C’erano una volta e ci sono ancora due mondi: Unnimàffissu e Bloomego.
Un giorno, in Unnimàffissu, nasce Lei e per tutta l’infanzia qui vive secondo le regole dei suoi abitanti. D’improvviso, una notte, scopre Bloomego e qui conosce altri abitanti e impara nuove regole, differenti da quelle che le sono state insegnate. Ancora adolescente, attratta e affascinata da entrambi, Lei comincia ad andare avanti e indietro dai due mondi, nel tentativo di trovare le sue regole.
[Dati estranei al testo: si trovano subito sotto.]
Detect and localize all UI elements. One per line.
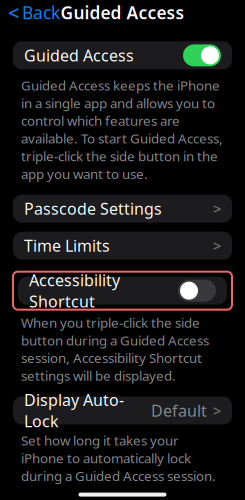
staticText: Time Limits — [24, 235, 110, 256]
staticText: < — [8, 0, 19, 26]
staticText: Guided Access — [60, 1, 184, 24]
staticText: > — [213, 199, 221, 218]
staticText: > — [213, 401, 221, 420]
staticText: Set how long it takes your iPhone to aut… — [21, 432, 216, 485]
staticText: Accessibility Shortcut — [29, 269, 120, 312]
button[interactable]: Time Limits — [13, 232, 232, 260]
button[interactable]: Display Auto-Lock — [13, 396, 232, 424]
staticText: Default — [151, 400, 207, 421]
staticText: Guided Access — [24, 45, 134, 66]
staticText: Back — [22, 1, 60, 24]
staticText: > — [213, 236, 221, 255]
button[interactable]: < — [0, 0, 68, 27]
staticText: Passcode Settings — [24, 198, 162, 219]
staticText: Guided Access keeps the iPhone in a sing… — [21, 76, 223, 183]
button[interactable]: Guided Access — [13, 41, 232, 69]
button[interactable]: Accessibility Shortcut — [13, 272, 232, 310]
button[interactable]: Passcode Settings — [13, 195, 232, 223]
staticText: When you triple-click the side button du… — [21, 314, 209, 384]
staticText: Display Auto-Lock — [24, 389, 124, 432]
Il suo andirivieni – da cui il titolo – termina nel momento in cui Lei, ormai diventata una giovane donna, non riesce più a riconoscersi né in Unnimàffissu né in Bloomego.
Il testo nasce dal desiderio di raccontare, attraverso una fiaba un po’ grottesca un po’ distopica, il viaggio alla scoperta del proprio sé, in un momento storico in cui tutti i modelli di riferimento sono validi e non lo è più nessuno. Una storia di doveri e di piaceri, affollata di suoni e di colori diversi, tutti mescolati tra loro per raccontare la difficoltà e la necessità di imparare il proprio modo di vivere, il proprio modo di parlare, di agire, di amare, di essere.